His response to my greeting had nothing in common with that which I should have received from M. de Charlus. He imparted to it, in addition to countless mannerisms which he supposed to be typical of the social and diplomatic worlds, a brisk, cavalier, smiling air calculated to make him seem on the one hand delighted with his existence—at a time when he was inwardly brooding over the mortifications of a career with no prospect of advancement and threatened with enforced retirement—and on the other hand young, virile and charming, when he could see and no longer dared to go and examine in the glass the wrinkles gathering on a face which he would have wished to remain infinitely seductive. Not that he hoped for real conquests, the mere thought of which filled him with terror on account of gossip, scandal, blackmail. Having gone from an almost infantile corruption to an absolute continence dating from the day on which his thoughts had turned to the Quai d’Orsay and he had begun to plan a great career for himself, he had the air of a caged animal, casting in every direction glances expressive of fear, craving and stupidity. This last was so dense that it did not occur to him that the street-arabs of his adolescence were boys no longer, and when a newsvendor
bawled in his face: “
La Presse
!” he shuddered with terror even more than with longing, imagining himself recognised and denounced.

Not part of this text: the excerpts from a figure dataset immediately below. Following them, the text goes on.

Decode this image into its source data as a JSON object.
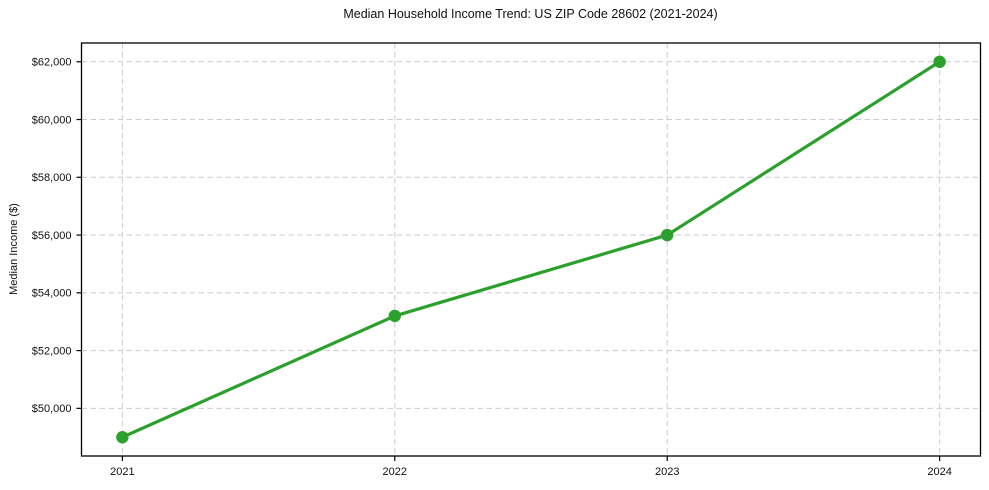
{
  "chart_data": {
    "type": "line",
    "title": "Median Household Income Trend: US ZIP Code 28602 (2021-2024)",
    "xlabel": "",
    "ylabel": "Median Income ($)",
    "x": [
      2021,
      2022,
      2023,
      2024
    ],
    "values": [
      49000,
      53200,
      56000,
      62000
    ],
    "series_name": "Median Household Income",
    "xticks": [
      2021,
      2022,
      2023,
      2024
    ],
    "xtick_labels": [
      "2021",
      "2022",
      "2023",
      "2024"
    ],
    "yticks": [
      50000,
      52000,
      54000,
      56000,
      58000,
      60000,
      62000
    ],
    "ytick_labels": [
      "$50,000",
      "$52,000",
      "$54,000",
      "$56,000",
      "$58,000",
      "$60,000",
      "$62,000"
    ],
    "xlim": [
      2020.85,
      2024.15
    ],
    "ylim": [
      48350,
      62650
    ],
    "grid": true,
    "grid_style": "dashed",
    "legend_position": "none",
    "line_color": "#2ca02c",
    "marker_color": "#2ca02c",
    "grid_color": "#cccccc",
    "axis_color": "#000000",
    "text_color": "#111111",
    "background_color": "#ffffff"
  }
}
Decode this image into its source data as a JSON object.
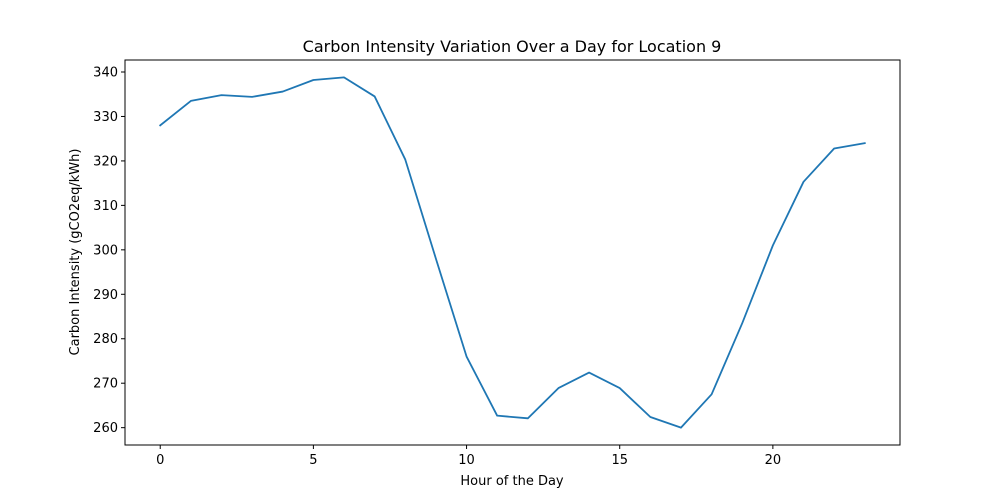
{
  "chart_data": {
    "type": "line",
    "title": "Carbon Intensity Variation Over a Day for Location 9",
    "xlabel": "Hour of the Day",
    "ylabel": "Carbon Intensity (gCO2eq/kWh)",
    "xlim": [
      -1.15,
      24.15
    ],
    "ylim": [
      256.1,
      342.7
    ],
    "xticks": [
      0,
      5,
      10,
      15,
      20
    ],
    "yticks": [
      260,
      270,
      280,
      290,
      300,
      310,
      320,
      330,
      340
    ],
    "grid": false,
    "series": [
      {
        "color": "#1f77b4",
        "x": [
          0,
          1,
          2,
          3,
          4,
          5,
          6,
          7,
          8,
          9,
          10,
          11,
          12,
          13,
          14,
          15,
          16,
          17,
          18,
          19,
          20,
          21,
          22,
          23
        ],
        "y": [
          328.0,
          333.5,
          334.8,
          334.4,
          335.6,
          338.2,
          338.8,
          334.5,
          320.3,
          298.0,
          276.0,
          262.7,
          262.1,
          268.9,
          272.4,
          268.9,
          262.4,
          260.0,
          267.5,
          283.5,
          301.0,
          315.3,
          322.8,
          324.0
        ]
      }
    ]
  }
}
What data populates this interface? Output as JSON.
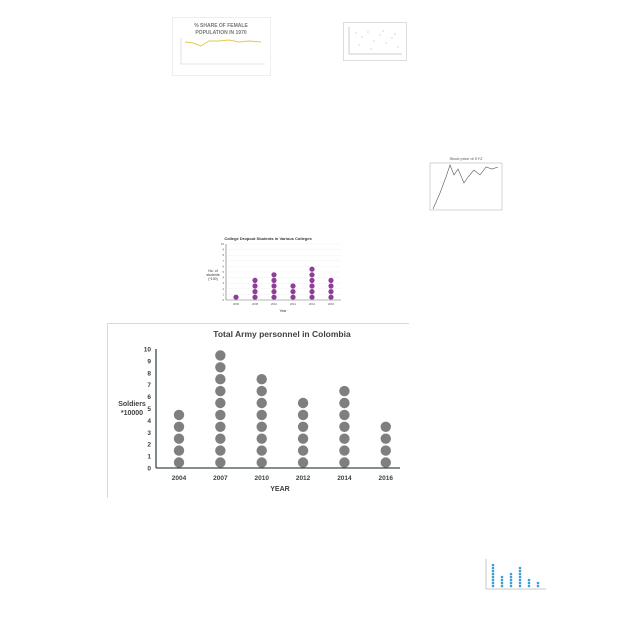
{
  "thumbnails": {
    "female_share": {
      "title_line1": "% SHARE OF FEMALE",
      "title_line2": "POPULATION IN 1970"
    },
    "stock_price": {
      "title": "Stock price of XYZ"
    },
    "college_dropout": {
      "title": "College Dropout Students in Various Colleges",
      "ylabel_line1": "No. of",
      "ylabel_line2": "students",
      "ylabel_line3": "(*100)",
      "xlabel": "Year",
      "categories": [
        "2006",
        "2008",
        "2010",
        "2012",
        "2014",
        "2016"
      ],
      "values": [
        1,
        4,
        5,
        3,
        6,
        4
      ],
      "ylim": [
        0,
        10
      ]
    }
  },
  "chart_data": {
    "type": "scatter",
    "style": "dot-plot",
    "title": "Total Army personnel in Colombia",
    "xlabel": "YEAR",
    "ylabel_line1": "Soldiers",
    "ylabel_line2": "*10000",
    "categories": [
      "2004",
      "2007",
      "2010",
      "2012",
      "2014",
      "2016"
    ],
    "values": [
      5,
      10,
      8,
      6,
      7,
      4
    ],
    "ylim": [
      0,
      10
    ],
    "yticks": [
      "0",
      "1",
      "2",
      "3",
      "4",
      "5",
      "6",
      "7",
      "8",
      "9",
      "10"
    ],
    "grid": false,
    "marker_color": "#7f7f7f",
    "axis_color": "#3b4a4a"
  }
}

But in default of the pleasures sacrificed to the ingratitude of the Quai d’Orsay, M. de Vaugoubert—and it was for this that he was still anxious to please—was liable to sudden stirrings of the heart. He would pester the Ministry with endless letters, would employ every personal ruse, would draw shamelessly on the considerable credit of Mme de Vaugoubert (who, on account of her corpulence, her high birth, her masculine air, and above all the mediocrity of her husband, was reputed to be endowed with eminent capacities and to be herself for all practical purposes the minister), to introduce for no valid reason a young man destitute of all merit on to the staff of the legation. It is true that a few months or a few years later, the insignificant attaché had only to appear, without the least trace of any hostile intention, to have shown signs of coldness towards his chief for the latter, supposing himself scorned or betrayed, to devote the same hysterical ardour to punishing as formerly to gratifying him. He would move heaven and earth to have him recalled and the head of the political section would receive a letter daily, saying: “Why don’t you hurry up and rid me of the brute? Give him a dressing-down in his own interest. What he needs is a slice of humble pie.” The post of attaché at the court of King Theodosius was for that reason far from enjoyable. But in all other respects, thanks to his perfect common sense as a man of the world, M. de Vaugoubert was one of the best representatives of the French Government abroad. When a man who was reckoned a superior person, a Jacobin with an expert knowledge of all subjects, replaced him later on, it was not long before war broke out between France and the country over which that monarch reigned.